Brettanomyces claussenii

Scientific classification
- Kingdom: Fungi
- Division: Ascomycota
- Class: Saccharomycetes
- Order: Saccharomycetales
- Family: Pichiaceae
- Genus: Brettanomyces
- Species: B. claussenii
- Binomial name: Brettanomyces claussenii Custers

= Brettanomyces claussenii =

- Authority: Custers

Species of fungus

Brettanomyces claussenii (anamorph of Dekkera claussenii) is a wild yeast of the genus Brettanomyces which has a negative Pasteur effect. It and Brettanomyces anomalus share identical mtDNA. In the wild, it is found on the skins of fruit. It has been shown to be useful for wine and beer fermentation as well as ethanol production.

== History ==
In 1889, Seyffert of the Kalinkin Brewery in St.Petersburg was the first to isolate a "Torula" from English beer which produced the typical "English" taste in lager beer, and in 1899 JW Tullo at Guinness described two types of "secondary yeast" in Irish stout. However, N. Hjelte Claussen at the Carlsberg brewery was the first to publish a description in 1904, following a 1903 patent (UK patent GB190328184A) that was the first patented microorganism in history. Claussen named the genus Brettanomyces, which is Greek for British Fungus. For the most part Brettanomyces is viewed as a contaminant, as it forms compounds that lead to 'off-flavors in both wine and beer. However, several wines and beers use strains of Brettanomyces in low concentrations in order to achieve the desired taste.

Brettanomyces claussenii is used for brewing beer. Originally isolated from strong English stock beer, it is a key component in some Belgian ales and sour beers. It is said that fermentation with Brettanomyces claussenii will help a beer achieve English character.

An alternative theory is that Professor Claussen named Brettanomyces after his 'beloved' Brittany, not Britain.

== Taxonomy ==

Brettanomyces claussenii is a yeast in the kingdom fungi, the phylum ascomycota and the subphylum saccharomycotina, the so-called true yeasts. Yeasts in this subphylum reproduce asexually through budding. Baker's yeast and Brewer's yeast are in saccharomycotina as well.

The genus Dekkera can be used interchangeably with Brettanomyces when describing species; Dekkera are the teleomorphic (spore-forming) versions of the Brettanomyces species. Dekkera claussenii differs from other Dekkera species in its lack of blastesis and inability to ferment lactose.

Examination of the Mitochondrial DNA of the genus Brettanomyces showed identical genomes in three pairs of species: Dekkera bruxellensis/Brettanomyces lambicus, Brettanomyces abstinens/Brettanomyces custerianus and Brettanomyces anomalus/Brettanomyces clausenii. It is suspected that the genus Dekkera has similar taxonomical redundancies.

== Uses ==

Brettanomyces claussenii is used for a variety of purposes. As a yeast, it is able to ferment cereals and fruits to produce beers and wines with unique flavor profiles. Brettanomyces claussenii can ferment a variety of other substances as well.

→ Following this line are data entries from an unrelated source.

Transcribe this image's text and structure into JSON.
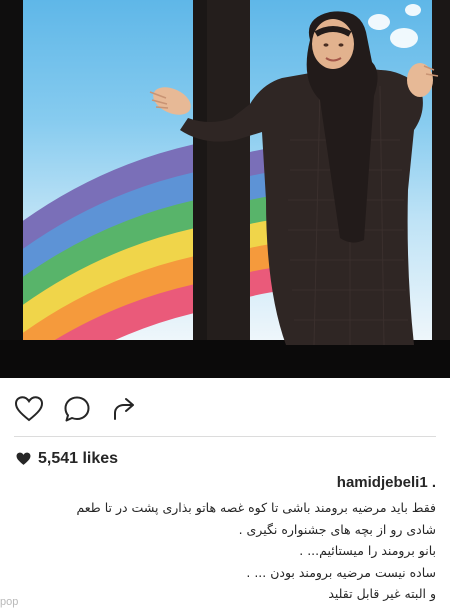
{
  "post": {
    "username": "hamidjebeli1 .",
    "likes_text": "5,541 likes",
    "caption_lines": [
      "فقط باید مرضیه برومند باشی تا کوه غصه هاتو بذاری پشت در تا طعم",
      "شادی رو از بچه های جشنواره نگیری .",
      "بانو برومند را میستائیم... .",
      "ساده نیست مرضیه برومند بودن ... .",
      "و البته غیر قابل تقلید"
    ]
  },
  "actions": {
    "like_icon": "heart-outline-icon",
    "comment_icon": "comment-bubble-icon",
    "share_icon": "share-arrow-icon"
  },
  "watermark": "pop"
}
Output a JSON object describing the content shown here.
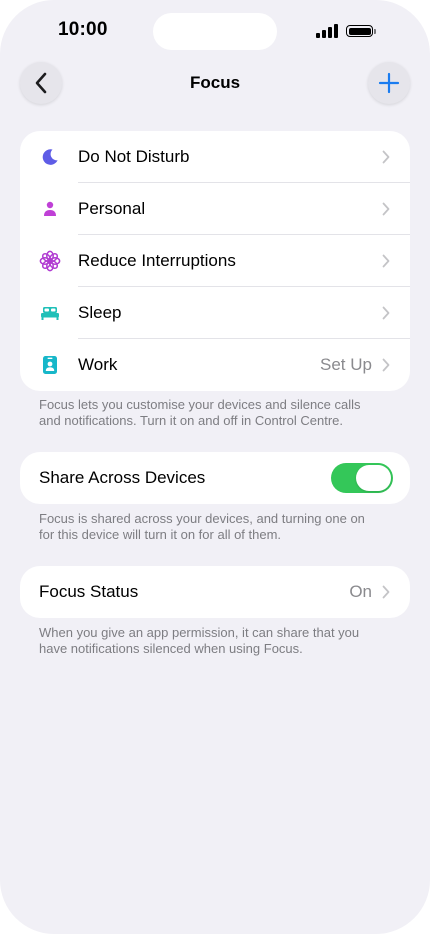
{
  "status_bar": {
    "time": "10:00"
  },
  "nav": {
    "title": "Focus",
    "back_icon": "chevron-left-icon",
    "add_icon": "plus-icon"
  },
  "focus_modes": [
    {
      "label": "Do Not Disturb",
      "icon": "moon-icon",
      "color": "#5e5ce6",
      "value": ""
    },
    {
      "label": "Personal",
      "icon": "person-icon",
      "color": "#bf40d6",
      "value": ""
    },
    {
      "label": "Reduce Interruptions",
      "icon": "flower-icon",
      "color": "#b03ad1",
      "value": ""
    },
    {
      "label": "Sleep",
      "icon": "bed-icon",
      "color": "#1fc0b8",
      "value": ""
    },
    {
      "label": "Work",
      "icon": "id-badge-icon",
      "color": "#17b7c9",
      "value": "Set Up"
    }
  ],
  "focus_footnote": "Focus lets you customise your devices and silence calls and notifications. Turn it on and off in Control Centre.",
  "share": {
    "label": "Share Across Devices",
    "enabled": true,
    "color": "#34c759"
  },
  "share_footnote": "Focus is shared across your devices, and turning one on for this device will turn it on for all of them.",
  "focus_status": {
    "label": "Focus Status",
    "value": "On"
  },
  "status_footnote": "When you give an app permission, it can share that you have notifications silenced when using Focus."
}
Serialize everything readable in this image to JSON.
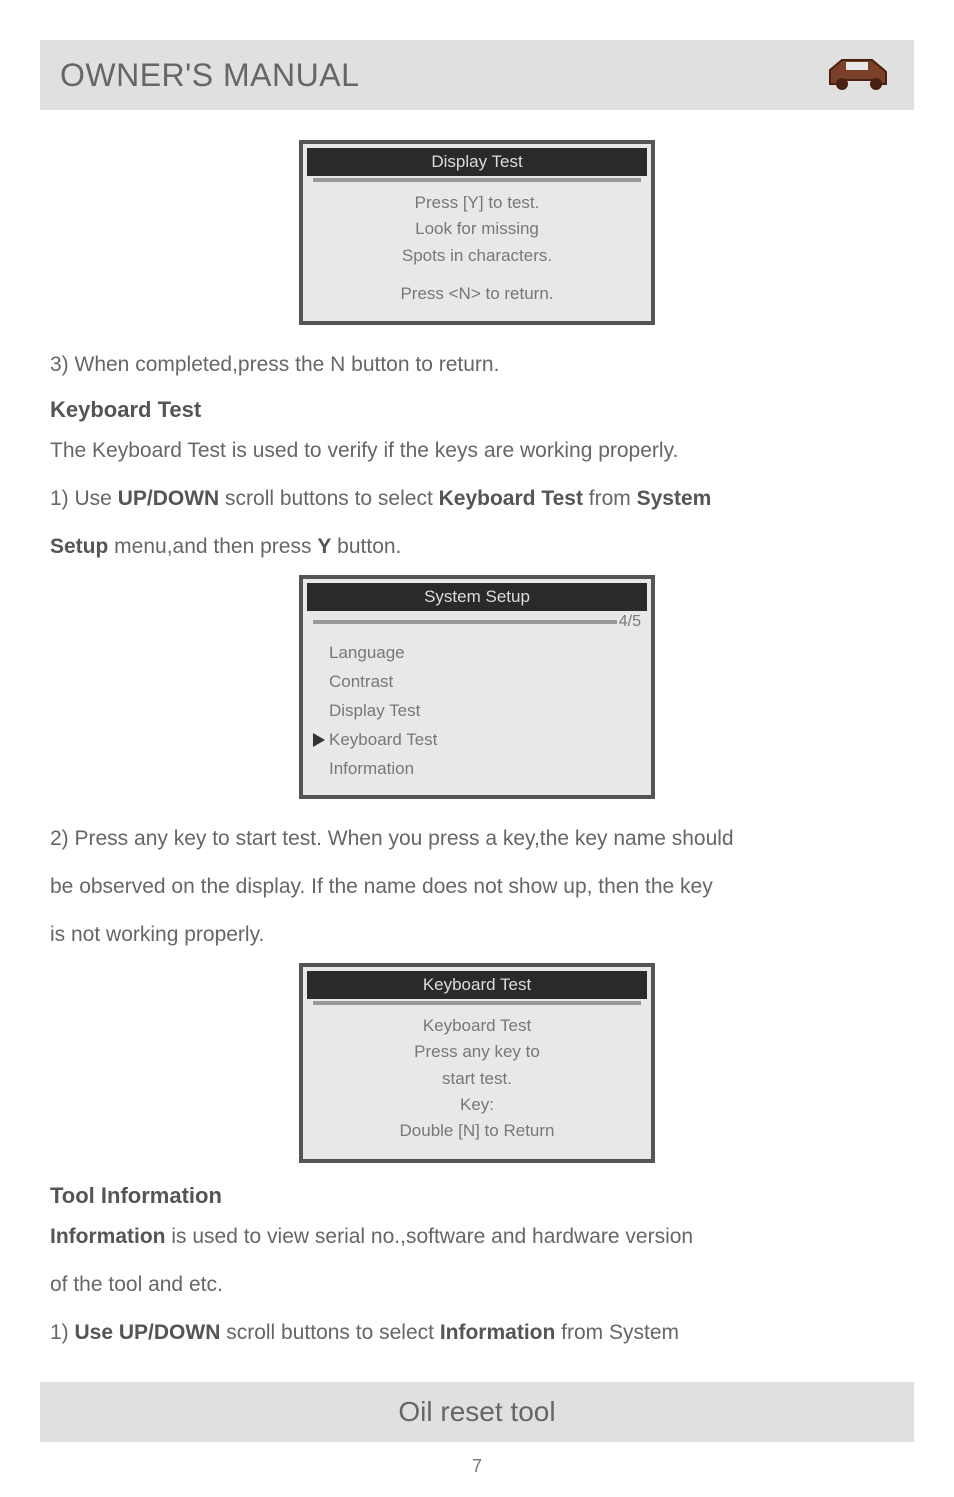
{
  "header": {
    "title": "OWNER'S MANUAL"
  },
  "display_test_box": {
    "title": "Display Test",
    "line1": "Press [Y] to test.",
    "line2": "Look for missing",
    "line3": "Spots in characters.",
    "line4": "Press <N> to return."
  },
  "step3": "3) When completed,press the N button to return.",
  "keyboard_section": {
    "heading": "Keyboard Test",
    "intro": "The Keyboard Test is used to verify if the keys are working properly.",
    "step1_pre": "1) Use ",
    "updown": "UP/DOWN",
    "step1_mid1": " scroll buttons to select ",
    "kbtest": "Keyboard Test",
    "step1_mid2": " from ",
    "system": "System",
    "setup": "Setup",
    "step1_post": " menu,and then press ",
    "y": "Y",
    "step1_end": " button."
  },
  "system_setup_box": {
    "title": "System Setup",
    "counter": "4/5",
    "items": {
      "0": "Language",
      "1": "Contrast",
      "2": "Display Test",
      "3": "Keyboard Test",
      "4": "Information"
    }
  },
  "step2_p1": "2) Press any key to start test. When you press a key,the key name should",
  "step2_p2": "be observed on the display. If the name does not show up, then the key",
  "step2_p3": "is not working properly.",
  "keyboard_test_box": {
    "title": "Keyboard Test",
    "line1": "Keyboard Test",
    "line2": "Press any key to",
    "line3": "start test.",
    "line4": "Key:",
    "line5": "Double [N] to Return"
  },
  "tool_section": {
    "heading": "Tool Information",
    "info_bold": "Information",
    "intro_rest": " is used to view serial no.,software and hardware version",
    "intro_line2": "of the tool and etc.",
    "step1_pre": "1) ",
    "use_updown": "Use UP/DOWN",
    "step1_mid": " scroll buttons to select ",
    "information": "Information",
    "step1_post": " from System"
  },
  "footer": {
    "title": "Oil reset tool"
  },
  "page_number": "7"
}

Ethanol fuel is becoming more prevalent as an alternative fuel source for automobiles. Using waste wood and agricultural residue is one way to produce ethanol without using crops that could potentially be food sources, such as corn. Combined with Pichia Stipitis R, Brettanomyces claussenii has been shown to produce ethanol from lignocellusic material. The material is prehydrolysed with sulfur dioxide and then simultaneously saccharified and fermented. This fermentation is rapid and efficient, producing between 360 and 370 liters of ethanol per ton of prehydrolysed lignocellulosic material. However, Brettanomyces claussenii is unable to convert lactose to ethanol, like several other yeasts can.

In clusters of Brettanomyces claussenii a negative pasteur effect has been demonstrated. The rate of alcohol fermentation is reduced under anaerobic conditions and stimulated by the presence atmospheric oxygen. The fermentation rate is sensitive to alkali concentrations. For example, a heavily potassium solution will increase the rate of fermentation while increasing sodium will slow the processes.